How OpenAI Turned Charity Into $852 Billion Empire
Microsoft CEO testifies in Oakland as trial exposes how OpenAI transformed from nonprofit charity into $852 billion enterprise, raising questions about Silicon Valley's use of charitable status.
A nonprofit founded to benefit all of humanity now sits as an $852 billion for-profit enterprise. The people who built it stand in an Oakland federal courtroom defending the pivot. Microsoft CEO Satya Nadella takes the stand Monday in Elon Musk's breach-of-charitable-trust lawsuit. The real story reveals Silicon Valley's perfected playbook: use charitable designation as a financial subsidy, extract billions in value, then restructure as a commercial empire while keeping the nonprofit halo intact.
Nadella will testify about a January 2018 internal email where he wrote, "Overall I can't tell what research they are doing and how if shared with us it could help us get ahead." His skepticism arrived 18 months before Microsoft invested $1 billion in OpenAI. That stake now carries a $228 billion valuation. The case lays bare how OpenAI transformed from a 501(c)(3) research charity into an $852 billion for-profit enterprise, with Microsoft securing a 27 percent stake.

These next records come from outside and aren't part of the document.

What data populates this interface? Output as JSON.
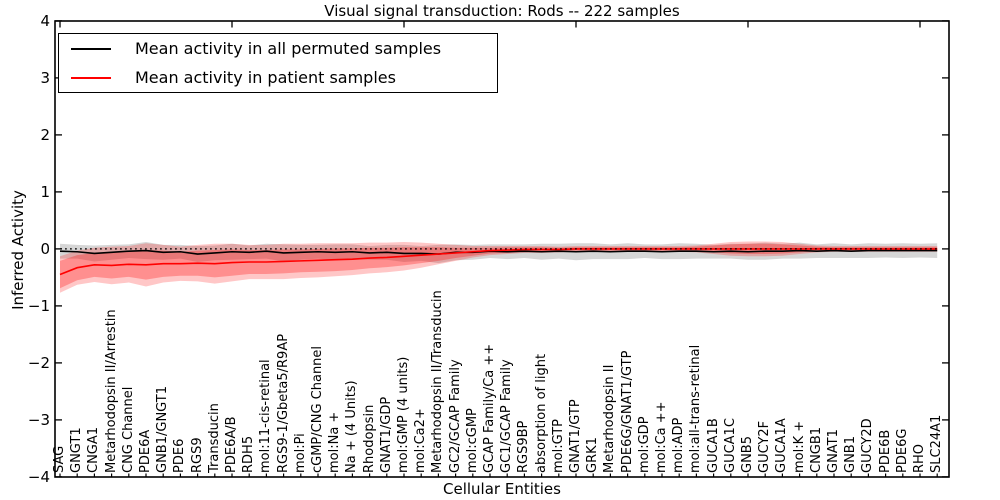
{
  "chart_data": {
    "type": "line",
    "title": "Visual signal transduction: Rods -- 222 samples",
    "xlabel": "Cellular Entities",
    "ylabel": "Inferred Activity",
    "ylim": [
      -4,
      4
    ],
    "yticks": [
      4,
      3,
      2,
      1,
      0,
      -1,
      -2,
      -3,
      -4
    ],
    "zero_reference_line": "dotted black line at y=0",
    "legend_position": "upper left",
    "grid": false,
    "categories": [
      "SAG",
      "GNGT1",
      "CNGA1",
      "Metarhodopsin II/Arrestin",
      "CNG Channel",
      "PDE6A",
      "GNB1/GNGT1",
      "PDE6",
      "RGS9",
      "Transducin",
      "PDE6A/B",
      "RDH5",
      "mol:11-cis-retinal",
      "RGS9-1/Gbeta5/R9AP",
      "mol:Pi",
      "cGMP/CNG Channel",
      "mol:Na +",
      "Na + (4 Units)",
      "Rhodopsin",
      "GNAT1/GDP",
      "mol:GMP (4 units)",
      "mol:Ca2+",
      "Metarhodopsin II/Transducin",
      "GC2/GCAP Family",
      "mol:cGMP",
      "GCAP Family/Ca ++",
      "GC1/GCAP Family",
      "RGS9BP",
      "absorption of light",
      "mol:GTP",
      "GNAT1/GTP",
      "GRK1",
      "Metarhodopsin II",
      "PDE6G/GNAT1/GTP",
      "mol:GDP",
      "mol:Ca ++",
      "mol:ADP",
      "mol:all-trans-retinal",
      "GUCA1B",
      "GUCA1C",
      "GNB5",
      "GUCY2F",
      "GUCA1A",
      "mol:K +",
      "CNGB1",
      "GNAT1",
      "GNB1",
      "GUCY2D",
      "PDE6B",
      "PDE6G",
      "RHO",
      "SLC24A1"
    ],
    "series": [
      {
        "name": "Mean activity in all permuted samples",
        "color": "#000000",
        "band_color": "#000000",
        "band_opacity": 0.16,
        "values": [
          -0.04,
          -0.05,
          -0.08,
          -0.06,
          -0.04,
          -0.03,
          -0.06,
          -0.05,
          -0.09,
          -0.07,
          -0.05,
          -0.06,
          -0.04,
          -0.07,
          -0.06,
          -0.05,
          -0.06,
          -0.05,
          -0.07,
          -0.06,
          -0.08,
          -0.08,
          -0.09,
          -0.06,
          -0.06,
          -0.04,
          -0.05,
          -0.04,
          -0.05,
          -0.04,
          -0.05,
          -0.04,
          -0.05,
          -0.04,
          -0.04,
          -0.05,
          -0.04,
          -0.04,
          -0.05,
          -0.04,
          -0.05,
          -0.04,
          -0.04,
          -0.03,
          -0.04,
          -0.03,
          -0.04,
          -0.03,
          -0.03,
          -0.03,
          -0.03,
          -0.03
        ],
        "band_halfwidth": [
          0.13,
          0.12,
          0.14,
          0.13,
          0.12,
          0.15,
          0.13,
          0.12,
          0.14,
          0.13,
          0.14,
          0.12,
          0.13,
          0.15,
          0.13,
          0.12,
          0.14,
          0.13,
          0.12,
          0.13,
          0.15,
          0.13,
          0.16,
          0.14,
          0.13,
          0.12,
          0.13,
          0.12,
          0.14,
          0.13,
          0.15,
          0.14,
          0.13,
          0.14,
          0.12,
          0.13,
          0.14,
          0.13,
          0.12,
          0.13,
          0.14,
          0.15,
          0.13,
          0.14,
          0.12,
          0.13,
          0.12,
          0.13,
          0.12,
          0.13,
          0.12,
          0.13
        ]
      },
      {
        "name": "Mean activity in patient samples",
        "color": "#ff0000",
        "band_color": "#ff0000",
        "band_opacity": 0.25,
        "values": [
          -0.45,
          -0.33,
          -0.28,
          -0.29,
          -0.27,
          -0.28,
          -0.26,
          -0.26,
          -0.25,
          -0.26,
          -0.24,
          -0.23,
          -0.23,
          -0.22,
          -0.21,
          -0.2,
          -0.19,
          -0.18,
          -0.16,
          -0.15,
          -0.13,
          -0.11,
          -0.09,
          -0.07,
          -0.05,
          -0.03,
          -0.02,
          -0.01,
          -0.01,
          -0.01,
          0,
          0,
          0,
          0,
          0,
          0,
          0,
          0,
          0,
          0,
          0,
          0,
          0,
          0,
          0,
          0,
          0,
          0,
          0,
          0,
          0,
          0
        ],
        "band_inner_halfwidth": [
          0.24,
          0.22,
          0.21,
          0.23,
          0.22,
          0.26,
          0.23,
          0.21,
          0.22,
          0.24,
          0.23,
          0.21,
          0.21,
          0.21,
          0.2,
          0.2,
          0.2,
          0.19,
          0.18,
          0.17,
          0.16,
          0.14,
          0.12,
          0.09,
          0.07,
          0.05,
          0.05,
          0.04,
          0.04,
          0.03,
          0.03,
          0.03,
          0.03,
          0.03,
          0.03,
          0.03,
          0.03,
          0.04,
          0.06,
          0.08,
          0.09,
          0.09,
          0.08,
          0.06,
          0.04,
          0.03,
          0.03,
          0.03,
          0.03,
          0.03,
          0.03,
          0.03
        ],
        "band_outer_halfwidth": [
          0.32,
          0.3,
          0.3,
          0.33,
          0.32,
          0.38,
          0.33,
          0.3,
          0.32,
          0.35,
          0.33,
          0.3,
          0.3,
          0.31,
          0.3,
          0.3,
          0.29,
          0.28,
          0.27,
          0.26,
          0.25,
          0.22,
          0.18,
          0.14,
          0.1,
          0.08,
          0.07,
          0.06,
          0.06,
          0.05,
          0.05,
          0.05,
          0.05,
          0.05,
          0.05,
          0.05,
          0.05,
          0.06,
          0.09,
          0.12,
          0.13,
          0.13,
          0.12,
          0.09,
          0.06,
          0.05,
          0.05,
          0.05,
          0.05,
          0.05,
          0.05,
          0.05
        ]
      }
    ]
  }
}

The timeline of structural capture began in 2015, when Musk and others founded OpenAI as a nonprofit. Musk donated approximately $38 million in quarterly $5 million payments through May 2017. OpenAI established a capped-profit subsidiary in 2019 to attract investment, then restructured into a Public Benefit Corporation in October 2025, removing the profit cap entirely. Microsoft's total investment reached $13 billion. OpenAI now pays 20 percent of its revenue through 2032 to the tech giant.
Courtroom evidence includes Greg Brockman's 2017 diary entry asking, "Financially, what will take me to $1B?" Brockman testified he never donated $100,000 to the nonprofit despite offering. His OpenAI equity stake is now worth $30 billion. "I did not end up donating, that is true," Brockman stated under oath.

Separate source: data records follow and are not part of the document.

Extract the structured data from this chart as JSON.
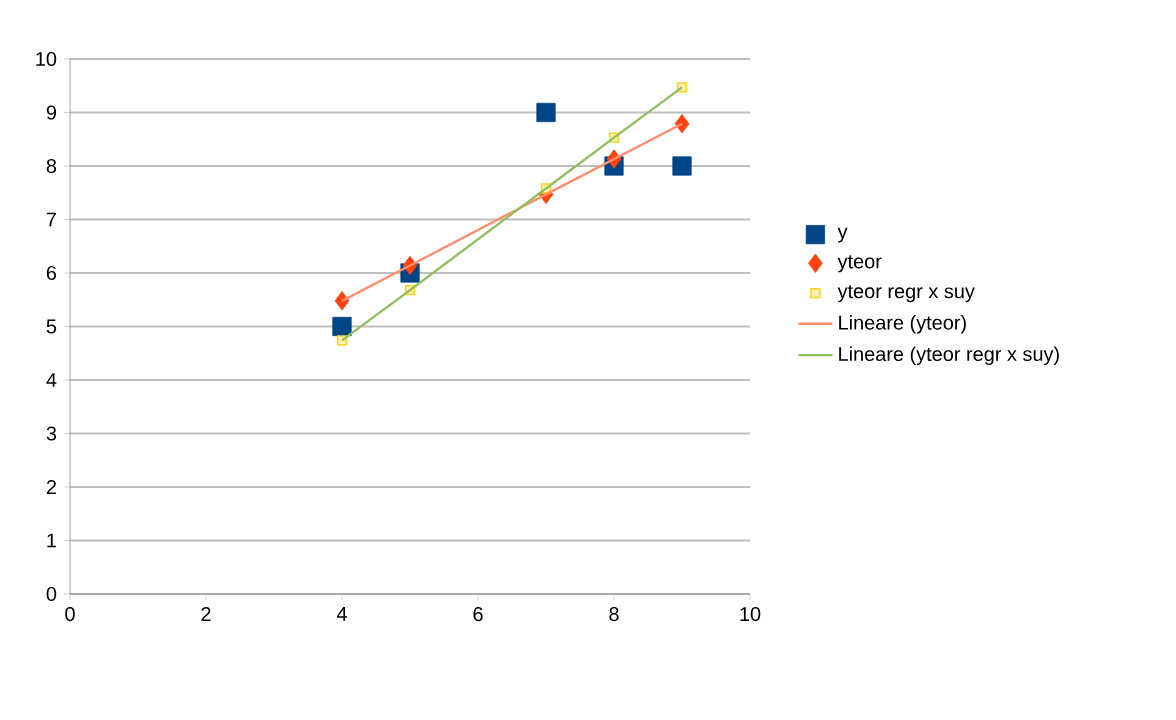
{
  "chart_data": {
    "type": "scatter",
    "xlim": [
      0,
      10
    ],
    "ylim": [
      0,
      10
    ],
    "xticks": [
      0,
      2,
      4,
      6,
      8,
      10
    ],
    "yticks": [
      0,
      1,
      2,
      3,
      4,
      5,
      6,
      7,
      8,
      9,
      10
    ],
    "grid": "y",
    "legend": "right",
    "x": [
      4,
      5,
      7,
      8,
      9
    ],
    "series": [
      {
        "name": "y",
        "color": "#004586",
        "marker": "square",
        "values": [
          5,
          6,
          9,
          8,
          8
        ]
      },
      {
        "name": "yteor",
        "color": "#ff420e",
        "marker": "diamond",
        "values": [
          5.48,
          6.14,
          7.47,
          8.13,
          8.79
        ]
      },
      {
        "name": "yteor regr x suy",
        "color": "#ffd320",
        "marker": "square",
        "values": [
          4.74,
          5.68,
          7.58,
          8.53,
          9.47
        ]
      },
      {
        "name": "Lineare (yteor)",
        "type": "line",
        "color": "#ff8f6f",
        "marker": "none",
        "values": [
          5.48,
          6.14,
          7.47,
          8.13,
          8.79
        ]
      },
      {
        "name": "Lineare (yteor regr x suy)",
        "type": "line",
        "color": "#8fbf5f",
        "marker": "none",
        "values": [
          4.74,
          5.68,
          7.58,
          8.53,
          9.47
        ]
      }
    ]
  }
}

Multiple witnesses described leadership chaos that undermined OpenAI's charitable mission. Former CTO Mira Murati testified, "My concern was about Sam saying one thing to one person and completely the opposite to another person, and that makes it a very difficult and chaotic environment." Former board member Tasha McCauley described "a culture of lying and a culture of deceit that trickled down to leadership."
Former safety researcher Rosie Campbell testified that OpenAI eliminated both long-term AI safety teams. Half her team left rather than accept different positions. Nonprofit governance expert David Schizer stated, "The board and CEO need to be partnering, working together, to make sure the mission is being followed. If the CEO is withholding that information, it's a big problem."
Microsoft's deep involvement emerged through Nadella's 2023 statement: "We are below them, above them, around them." Bill Gates opposed the initial $1 billion investment, telling Nadella, "You're going to burn this billion dollars." Microsoft attorney Russell Cohen argued, "Unlike Mr. Musk, Microsoft never tried to control OpenAI." The partnership ended its exclusivity agreement April 27, 2026.
Musk warns the precedent could reshape charitable giving in America. "If we make it OK to loot a charity, the entire foundation of charitable giving in America will be destroyed," he testified. OpenAI's planned IPO could value the company at $1 trillion as early as 2026.
The advisory jury expects to reach a verdict by the week of May 18, with Judge Yvonne Gonzalez Rogers making the final ruling. The case forces Americans to confront whether Silicon Valley can continue treating charitable status as a financial asset rather than a moral commitment when the stakes reach eight figures.